Il referendum e la linea ufficiale dell’Anm

Il 22 e 23 marzo gli italiani saranno chiamati a esprimersi nel referendum confermativo sulla riforma costituzionale della giustizia. Il confronto politico e istituzionale è sempre più acceso e, sul fronte della magistratura, l’Associazione Nazionale Magistrati ha ufficialmente assunto una posizione contraria alla riforma, schierandosi per il “No”.

Questa linea, tuttavia, non rappresenterebbe in modo uniforme tutte le sensibilità presenti all’interno dell’associazione. A emergere è un quadro più articolato, nel quale convivono valutazioni differenti sia sul metodo adottato dall’Anm sia sui contenuti stessi della riforma sottoposta a referendum.
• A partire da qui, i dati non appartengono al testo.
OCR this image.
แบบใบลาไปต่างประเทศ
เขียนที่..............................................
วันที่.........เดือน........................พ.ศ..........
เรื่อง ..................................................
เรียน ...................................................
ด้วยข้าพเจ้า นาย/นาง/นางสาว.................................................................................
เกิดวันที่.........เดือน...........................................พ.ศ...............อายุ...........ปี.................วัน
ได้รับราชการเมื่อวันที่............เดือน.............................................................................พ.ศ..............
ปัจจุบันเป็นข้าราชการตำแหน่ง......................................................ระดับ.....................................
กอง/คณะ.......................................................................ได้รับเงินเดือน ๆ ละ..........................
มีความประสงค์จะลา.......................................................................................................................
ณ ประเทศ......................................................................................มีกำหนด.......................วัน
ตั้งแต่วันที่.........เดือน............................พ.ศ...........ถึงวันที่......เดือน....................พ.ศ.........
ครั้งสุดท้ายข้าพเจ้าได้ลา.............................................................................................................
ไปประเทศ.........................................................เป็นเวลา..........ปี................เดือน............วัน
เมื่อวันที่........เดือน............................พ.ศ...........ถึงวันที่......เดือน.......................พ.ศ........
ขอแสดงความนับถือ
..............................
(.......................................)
Le parole di Andrea Reale e il dissenso interno

A evidenziare questa pluralità di posizioni è stato Andrea Reale, consigliere presso la Corte d’Appello di Catania, intervenendo nel corso di un direttivo dell’associazione. Reale ha sottolineato come all’interno dell’Anm non vi sia un consenso unanime a sostegno del Comitato per il No, né sul piano organizzativo né su quello delle scelte di merito.
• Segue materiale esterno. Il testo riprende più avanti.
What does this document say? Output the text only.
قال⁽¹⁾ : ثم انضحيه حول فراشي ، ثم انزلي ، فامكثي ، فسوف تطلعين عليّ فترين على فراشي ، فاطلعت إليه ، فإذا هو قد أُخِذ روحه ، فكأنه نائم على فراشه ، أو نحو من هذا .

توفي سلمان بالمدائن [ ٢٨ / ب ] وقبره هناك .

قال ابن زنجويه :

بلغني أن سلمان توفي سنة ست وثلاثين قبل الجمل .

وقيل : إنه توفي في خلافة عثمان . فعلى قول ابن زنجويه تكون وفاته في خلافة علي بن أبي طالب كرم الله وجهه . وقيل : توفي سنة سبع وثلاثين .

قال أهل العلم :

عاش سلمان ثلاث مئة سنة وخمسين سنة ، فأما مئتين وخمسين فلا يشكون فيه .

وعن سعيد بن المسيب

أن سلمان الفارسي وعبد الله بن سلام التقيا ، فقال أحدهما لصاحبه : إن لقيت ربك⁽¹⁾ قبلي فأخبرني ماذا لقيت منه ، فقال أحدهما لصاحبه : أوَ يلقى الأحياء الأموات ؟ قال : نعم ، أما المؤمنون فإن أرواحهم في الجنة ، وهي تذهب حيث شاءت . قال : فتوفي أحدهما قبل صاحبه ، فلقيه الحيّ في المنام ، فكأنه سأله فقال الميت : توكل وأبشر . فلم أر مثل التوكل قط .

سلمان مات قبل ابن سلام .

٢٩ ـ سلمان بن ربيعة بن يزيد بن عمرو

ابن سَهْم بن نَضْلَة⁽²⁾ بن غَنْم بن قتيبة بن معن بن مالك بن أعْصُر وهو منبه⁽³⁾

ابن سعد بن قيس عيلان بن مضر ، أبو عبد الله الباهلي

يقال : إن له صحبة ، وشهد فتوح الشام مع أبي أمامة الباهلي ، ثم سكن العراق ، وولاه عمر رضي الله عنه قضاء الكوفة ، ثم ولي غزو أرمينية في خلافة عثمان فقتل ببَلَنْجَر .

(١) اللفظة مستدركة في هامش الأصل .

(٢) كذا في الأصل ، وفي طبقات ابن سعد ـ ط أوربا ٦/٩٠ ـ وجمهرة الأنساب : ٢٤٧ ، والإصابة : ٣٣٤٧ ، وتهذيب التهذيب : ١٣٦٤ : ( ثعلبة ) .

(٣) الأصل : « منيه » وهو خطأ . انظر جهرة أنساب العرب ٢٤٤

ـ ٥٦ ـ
Nel suo intervento, il magistrato ha rimarcato che esistono colleghi che, pur rimanendo nell’associazione, esprimono apertamente valutazioni favorevoli ad alcuni punti della riforma. Tra questi, Reale ha indicato in particolare il meccanismo del sorteggio, dichiarando di condividerne l’impianto, e ha invitato a un confronto serio anche sugli aspetti tecnici legati alla separazione delle carriere e all’istituzione dell’Alta Corte, temi che, a suo avviso, meritano risposte puntuali e non prese di posizione pregiudiziali.

Il richiamo al pluralismo nel dibattito

Le dichiarazioni di Reale sono state accolte come un segnale significativo da parte dell’Unione delle Camere Penali Italiane, che ha sottolineato come il dibattito sulla riforma non possa essere ridotto a uno scontro frontale tra politica e magistratura. Secondo l’Unione, il confronto attraversa la magistratura stessa e riflette un pluralismo di opinioni che andrebbe riconosciuto e valorizzato.

In questo contesto, la discussione sulla separazione delle carriere e sugli altri punti della riforma appare sempre più come una questione di merito, da affrontare nel dettaglio, piuttosto che come una contrapposizione ideologica. Un elemento che contribuisce a rendere il percorso verso il referendum di marzo ancora più complesso e articolato.